The representatives identified four core policies that need to change to make Oregon a safer state:

1. The Habitat Conservation Plan (HCP) has prevented responsible logging in much of the state. Managing Oregon’s forests does not mean ignoring them until they are on fire. The legislature should reform the HCP to allow responsible economic use and undo its overly aggressive expansion.

2. Oregon’s war on the timber industry must end. The logging industry plays a vital role in clearing out deadwood and decreasing the severity of fires. Seven sawmills have closed this year due to anti-business policies. Republicans support reforming burdensome regulations while treating the lumber industry as partners in conservation.

3. Oregon must invest in more early warning and prevention resources and increase our support to firefighters. Oregon Republicans previously introduced bills to promote and protect firefighting efforts. These bills included HB 2491 (2023) which would prohibit volunteer firefighters from being held civilly liable for good faith firefighting efforts and HB 2953 (2023) which would allow the state forester to fight fires on federal lands within Oregon. Neither bill received a public hearing during the 2023 session, and Republicans plan to re-introduce the legislation in 2025.
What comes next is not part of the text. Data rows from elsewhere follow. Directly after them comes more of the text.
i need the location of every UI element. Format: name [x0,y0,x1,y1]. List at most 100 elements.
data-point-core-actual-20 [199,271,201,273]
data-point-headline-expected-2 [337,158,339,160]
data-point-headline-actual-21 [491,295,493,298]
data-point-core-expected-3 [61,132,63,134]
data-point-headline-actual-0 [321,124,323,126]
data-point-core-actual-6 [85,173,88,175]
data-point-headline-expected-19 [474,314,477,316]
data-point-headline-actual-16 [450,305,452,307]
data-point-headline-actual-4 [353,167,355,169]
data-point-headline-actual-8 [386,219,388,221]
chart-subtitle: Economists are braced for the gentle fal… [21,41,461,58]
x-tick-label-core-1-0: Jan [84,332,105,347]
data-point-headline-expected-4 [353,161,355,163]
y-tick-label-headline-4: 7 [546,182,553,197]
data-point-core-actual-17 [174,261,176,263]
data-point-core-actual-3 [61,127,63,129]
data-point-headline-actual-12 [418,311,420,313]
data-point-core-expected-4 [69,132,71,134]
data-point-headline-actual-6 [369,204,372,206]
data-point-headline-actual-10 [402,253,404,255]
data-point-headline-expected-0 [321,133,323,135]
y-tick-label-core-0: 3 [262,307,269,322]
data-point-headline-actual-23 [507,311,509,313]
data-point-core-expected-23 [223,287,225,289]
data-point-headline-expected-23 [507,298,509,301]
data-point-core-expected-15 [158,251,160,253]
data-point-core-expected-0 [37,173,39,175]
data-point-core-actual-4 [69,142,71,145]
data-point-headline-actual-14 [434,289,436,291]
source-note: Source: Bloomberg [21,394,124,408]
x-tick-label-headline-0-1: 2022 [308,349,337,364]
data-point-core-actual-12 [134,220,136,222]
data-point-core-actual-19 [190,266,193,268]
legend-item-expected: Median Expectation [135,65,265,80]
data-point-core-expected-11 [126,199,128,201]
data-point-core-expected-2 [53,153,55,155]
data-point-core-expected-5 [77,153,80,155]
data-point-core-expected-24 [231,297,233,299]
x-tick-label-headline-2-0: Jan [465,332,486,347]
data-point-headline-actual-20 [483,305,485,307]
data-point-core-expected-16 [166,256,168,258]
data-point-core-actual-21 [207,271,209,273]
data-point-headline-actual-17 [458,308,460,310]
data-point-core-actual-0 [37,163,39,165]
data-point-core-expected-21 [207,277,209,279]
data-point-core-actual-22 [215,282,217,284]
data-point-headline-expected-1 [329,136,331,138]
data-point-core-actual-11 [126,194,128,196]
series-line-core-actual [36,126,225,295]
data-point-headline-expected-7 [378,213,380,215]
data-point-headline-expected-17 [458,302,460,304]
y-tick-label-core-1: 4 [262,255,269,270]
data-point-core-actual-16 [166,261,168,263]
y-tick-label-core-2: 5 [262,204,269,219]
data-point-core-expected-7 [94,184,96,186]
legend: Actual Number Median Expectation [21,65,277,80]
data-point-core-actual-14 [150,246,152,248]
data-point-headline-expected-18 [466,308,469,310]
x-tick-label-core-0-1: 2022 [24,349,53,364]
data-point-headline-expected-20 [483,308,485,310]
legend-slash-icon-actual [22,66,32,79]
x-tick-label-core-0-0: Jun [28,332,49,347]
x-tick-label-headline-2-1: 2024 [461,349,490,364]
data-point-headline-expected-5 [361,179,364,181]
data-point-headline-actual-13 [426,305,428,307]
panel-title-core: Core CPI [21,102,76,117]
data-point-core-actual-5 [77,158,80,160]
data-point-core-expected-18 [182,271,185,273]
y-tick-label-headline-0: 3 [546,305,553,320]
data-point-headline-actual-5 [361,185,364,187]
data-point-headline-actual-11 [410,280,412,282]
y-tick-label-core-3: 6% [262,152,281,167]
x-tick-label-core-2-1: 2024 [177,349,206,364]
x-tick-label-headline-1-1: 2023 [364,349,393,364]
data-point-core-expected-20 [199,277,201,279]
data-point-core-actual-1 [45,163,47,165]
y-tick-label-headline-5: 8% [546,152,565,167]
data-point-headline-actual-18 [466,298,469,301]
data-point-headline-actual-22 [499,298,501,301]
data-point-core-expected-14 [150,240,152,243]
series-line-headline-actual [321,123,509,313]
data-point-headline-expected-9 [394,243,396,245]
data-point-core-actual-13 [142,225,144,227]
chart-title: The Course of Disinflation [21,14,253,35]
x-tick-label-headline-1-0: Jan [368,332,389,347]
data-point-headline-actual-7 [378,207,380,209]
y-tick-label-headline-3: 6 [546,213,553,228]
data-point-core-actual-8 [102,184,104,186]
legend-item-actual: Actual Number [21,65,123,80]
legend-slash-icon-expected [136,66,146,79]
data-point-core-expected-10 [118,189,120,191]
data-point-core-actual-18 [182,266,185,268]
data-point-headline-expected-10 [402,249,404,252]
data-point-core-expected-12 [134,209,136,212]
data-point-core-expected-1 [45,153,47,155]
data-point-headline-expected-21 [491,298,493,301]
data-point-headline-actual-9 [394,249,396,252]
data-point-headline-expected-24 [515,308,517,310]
4. Some of the wildfires in this state have started because of homeless encampments that do not engage in safe practices in vulnerable areas. Now that the Supreme Court has allowed states to ban camping on public grounds, the legislature must reverse 2021’s HB 3115 and strictly prohibit these encampments. The state should also take common-sense safety steps like those described in 2023’s HB 2940, which requires state agencies to comply with regulations we already require private entities to follow for fire safety.

Reschke and Diehl added the following statements:

“We all support responsible environmental practices that protect our forests for future generations,” said Rep. Reschke. “But these fires are the result of 40 years of bad policy choices that have gone past conservation and put the lives of Oregonians at risk, not modern living improvements. It’s simply not true that we have to allow deadwood to pile up, constantly increase land use restrictions to protect our environment, or allow dangerous homeless encampments in vulnerable areas.”

“The fires that have ravaged our state were the largest in the country, and put Oregonians and regional firefighters needlessly at risk,” said Rep. Diehl. “We cannot keep doing the same thing over and over again, expecting different results. My district is still recovering from the effects of the 2020 wildfire season, and bad policy is compounding our problems instead of solving them.”